Os responsáveis de 18 agências, entre as quais a UNICEF, o Programa Alimentar Mundial e a Organização Mundial de Saúde, lamentaram o número de mortos na guerra entre Israel e o Hamas, desencadeada a 07 de outubro por um ataque do movimento islamita palestiniano em solo israelita.

De acordo com o governo do Hamas, 9.770 pessoas foram mortas, metade das quais crianças, nos bombardeamentos israelitas na Faixa de Gaza desde o início da guerra.

Segundo as autoridades israelitas, mais de 1.400 pessoas morreram em Israel, a maior parte das quais civis, a 07 de outubro.

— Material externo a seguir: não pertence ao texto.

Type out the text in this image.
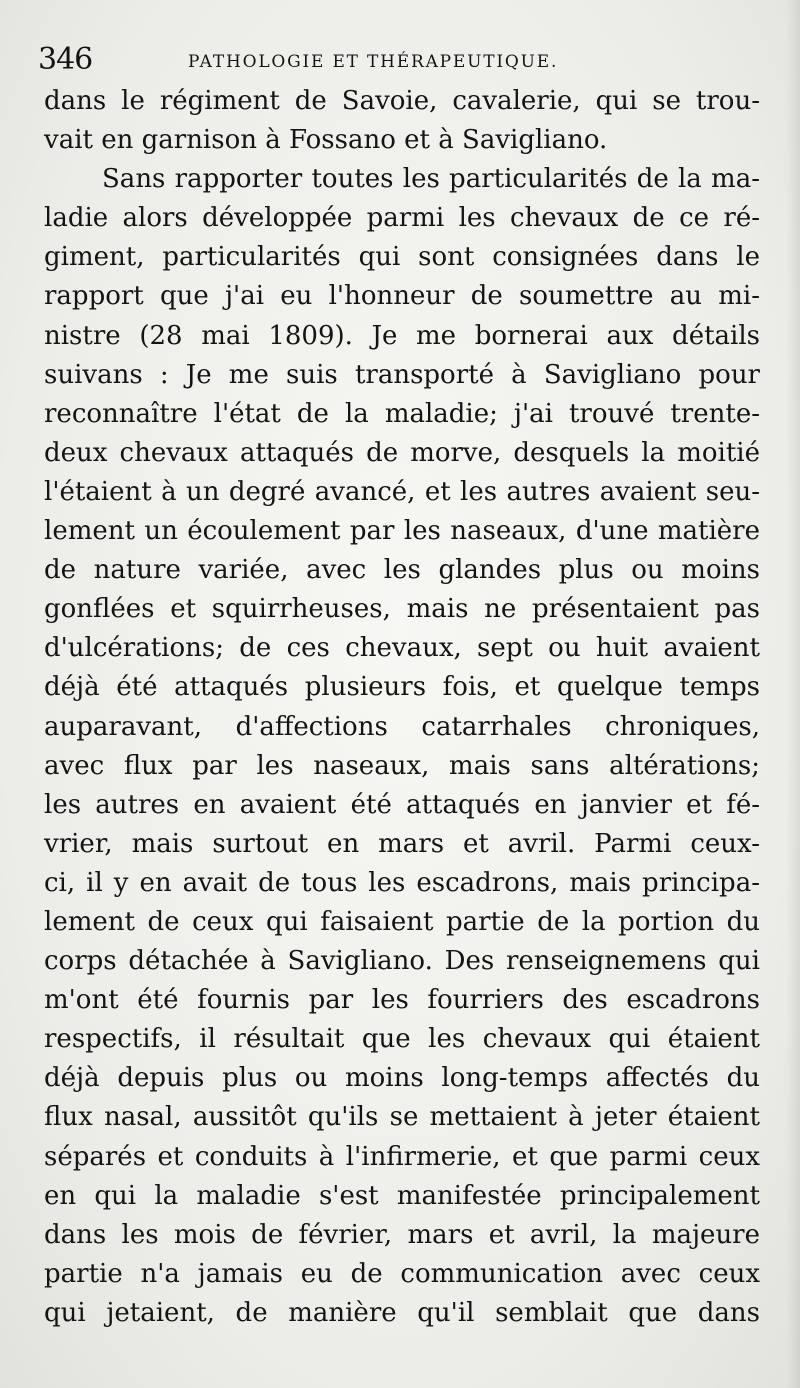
346	PATHOLOGIE ET THÉRAPEUTIQUE.
dans le régiment de Savoie, cavalerie, qui se trou-
vait en garnison à Fossano et à Savigliano.
Sans rapporter toutes les particularités de la ma-
ladie alors développée parmi les chevaux de ce ré-
giment, particularités qui sont consignées dans le
rapport que j'ai eu l'honneur de soumettre au mi-
nistre (28 mai 1809). Je me bornerai aux détails
suivans : Je me suis transporté à Savigliano pour
reconnaître l'état de la maladie; j'ai trouvé trente-
deux chevaux attaqués de morve, desquels la moitié
l'étaient à un degré avancé, et les autres avaient seu-
lement un écoulement par les naseaux, d'une matière
de nature variée, avec les glandes plus ou moins
gonflées et squirrheuses, mais ne présentaient pas
d'ulcérations; de ces chevaux, sept ou huit avaient
déjà été attaqués plusieurs fois, et quelque temps
auparavant, d'affections catarrhales chroniques,
avec flux par les naseaux, mais sans altérations;
les autres en avaient été attaqués en janvier et fé-
vrier, mais surtout en mars et avril. Parmi ceux-
ci, il y en avait de tous les escadrons, mais principa-
lement de ceux qui faisaient partie de la portion du
corps détachée à Savigliano. Des renseignemens qui
m'ont été fournis par les fourriers des escadrons
respectifs, il résultait que les chevaux qui étaient
déjà depuis plus ou moins long-temps affectés du
flux nasal, aussitôt qu'ils se mettaient à jeter étaient
séparés et conduits à l'infirmerie, et que parmi ceux
en qui la maladie s'est manifestée principalement
dans les mois de février, mars et avril, la majeure
partie n'a jamais eu de communication avec ceux
qui jetaient, de manière qu'il semblait que dans
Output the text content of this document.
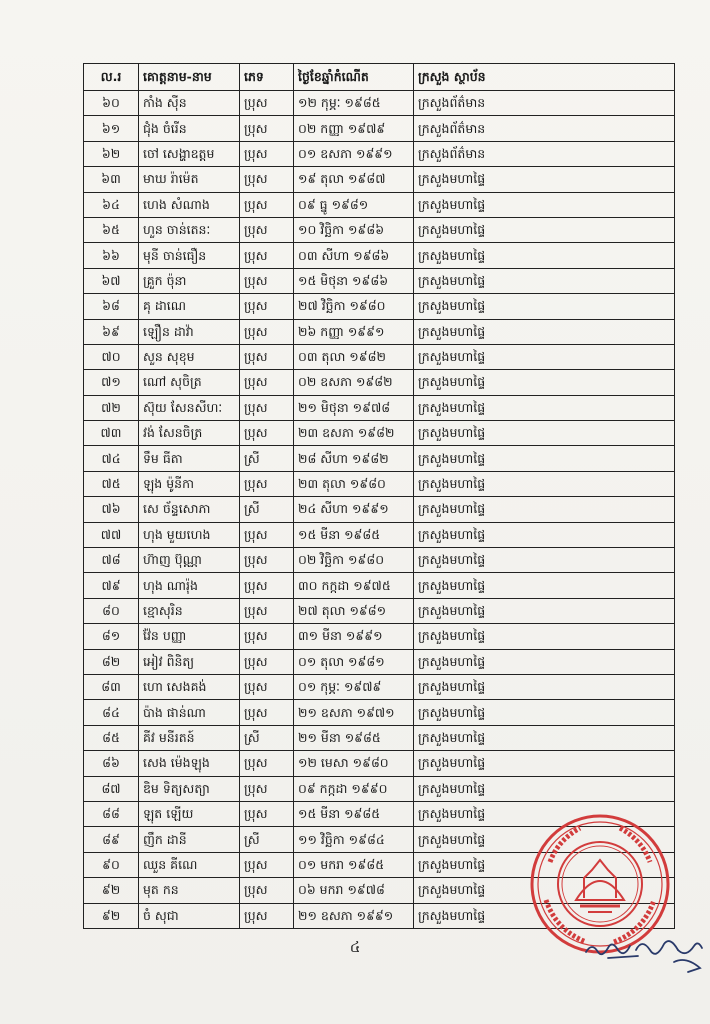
ល.រ	គោត្តនាម-នាម	ភេទ	ថ្ងៃខែឆ្នាំកំណើត	ក្រសួង ស្ថាប័ន
៦០	កាំង ស៊ីន	ប្រុស	១២ កុម្ភៈ ១៩៨៥	ក្រសួងព័ត៌មាន
៦១	ជុំង ចំរើន	ប្រុស	០២ កញ្ញា ១៩៧៩	ក្រសួងព័ត៌មាន
៦២	ចៅ សេង្ហាឧត្តម	ប្រុស	០១ ឧសភា ១៩៩១	ក្រសួងព័ត៌មាន
៦៣	មាឃ រ៉ាម៉េត	ប្រុស	១៩ តុលា ១៩៨៧	ក្រសួងមហាផ្ទៃ
៦៤	ហេង សំណាង	ប្រុស	០៩ ធ្នូ ១៩៨១	ក្រសួងមហាផ្ទៃ
៦៥	ហួន ចាន់តេនៈ	ប្រុស	១០ វិច្ឆិកា ១៩៨៦	ក្រសួងមហាផ្ទៃ
៦៦	មុនី ចាន់ធឿន	ប្រុស	០៣ សីហា ១៩៨៦	ក្រសួងមហាផ្ទៃ
៦៧	គ្រួក ច៉ុនា	ប្រុស	១៥ មិថុនា ១៩៨៦	ក្រសួងមហាផ្ទៃ
៦៨	គុ ដាណេ	ប្រុស	២៧ វិច្ឆិកា ១៩៨០	ក្រសួងមហាផ្ទៃ
៦៩	ឡឿន ដាវ៉ា	ប្រុស	២៦ កញ្ញា ១៩៩១	ក្រសួងមហាផ្ទៃ
៧០	សួន សុខុម	ប្រុស	០៣ តុលា ១៩៨២	ក្រសួងមហាផ្ទៃ
៧១	ណៅ សុចិត្រ	ប្រុស	០២ ឧសភា ១៩៨២	ក្រសួងមហាផ្ទៃ
៧២	ស៊ុយ សែនសីហៈ	ប្រុស	២១ មិថុនា ១៩៧៨	ក្រសួងមហាផ្ទៃ
៧៣	វង់ សែនចិត្រ	ប្រុស	២៣ ឧសភា ១៩៨២	ក្រសួងមហាផ្ទៃ
៧៤	ទឹម ធីតា	ស្រី	២៨ សីហា ១៩៨២	ក្រសួងមហាផ្ទៃ
៧៥	ឡុង ម៉ូនីកា	ប្រុស	២៣ តុលា ១៩៨០	ក្រសួងមហាផ្ទៃ
៧៦	សេ ច័ន្ទសោភា	ស្រី	២៤ សីហា ១៩៩១	ក្រសួងមហាផ្ទៃ
៧៧	ហុង មួយហេង	ប្រុស	១៥ មីនា ១៩៨៥	ក្រសួងមហាផ្ទៃ
៧៨	ហ៊ាញ ប៊ុណ្ណា	ប្រុស	០២ វិច្ឆិកា ១៩៨០	ក្រសួងមហាផ្ទៃ
៧៩	ហុង ណារ៉ុង	ប្រុស	៣០ កក្កដា ១៩៧៥	ក្រសួងមហាផ្ទៃ
៨០	ខ្មោសុរិន	ប្រុស	២៧ តុលា ១៩៨១	ក្រសួងមហាផ្ទៃ
៨១	វ៉ែន បញ្ញា	ប្រុស	៣១ មីនា ១៩៩១	ក្រសួងមហាផ្ទៃ
៨២	អៀវ ពិនិត្យ	ប្រុស	០១ តុលា ១៩៨១	ក្រសួងមហាផ្ទៃ
៨៣	ហោ សេងគង់	ប្រុស	០១ កុម្ភៈ ១៩៧៩	ក្រសួងមហាផ្ទៃ
៨៤	ប៉ាង ផាន់ណា	ប្រុស	២១ ឧសភា ១៩៧១	ក្រសួងមហាផ្ទៃ
៨៥	គីវ មនីរតន៍	ស្រី	២១ មីនា ១៩៨៥	ក្រសួងមហាផ្ទៃ
៨៦	សេង ម៉េងឡុង	ប្រុស	១២ មេសា ១៩៨០	ក្រសួងមហាផ្ទៃ
៨៧	ឌិម ទិត្យសត្យា	ប្រុស	០៩ កក្កដា ១៩៩០	ក្រសួងមហាផ្ទៃ
៨៨	ឡុត ឡើយ	ប្រុស	១៥ មីនា ១៩៨៥	ក្រសួងមហាផ្ទៃ
៨៩	ញឹក ដានី	ស្រី	១១ វិច្ឆិកា ១៩៨៤	ក្រសួងមហាផ្ទៃ
៩០	ឈួន គីណេ	ប្រុស	០១ មករា ១៩៨៥	ក្រសួងមហាផ្ទៃ
៩២	មុត កន	ប្រុស	០៦ មករា ១៩៧៨	ក្រសួងមហាផ្ទៃ
៩២	ចំ សុជា	ប្រុស	២១ ឧសភា ១៩៩១	ក្រសួងមហាផ្ទៃ
៤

Em Gaza, "toda uma população encontra-se sitiada e sob ataque, é-lhe negado o acesso ao essencial para a sobrevivência e é bombardeada nas suas casas, abrigos, hospitais e locais de culto", afirma-se na mesma nota. "Isto é inaceitável", acrescentaram.

Os chefes das agências da ONU apelaram também ao Hamas para que liberte os mais de 240 reféns raptados e levados para a Faixa de Gaza a 07 de outubro, e instaram cada uma das partes a respeitar o direito internacional.

É necessário permitir a entrada de mais alimentos, água, medicamentos e combustível em Gaza para ajudar a população, pediram.

"Precisamos de um cessar-fogo humanitário imediato. Já passaram 30 dias. Isto tem de acabar já", defenderam ainda.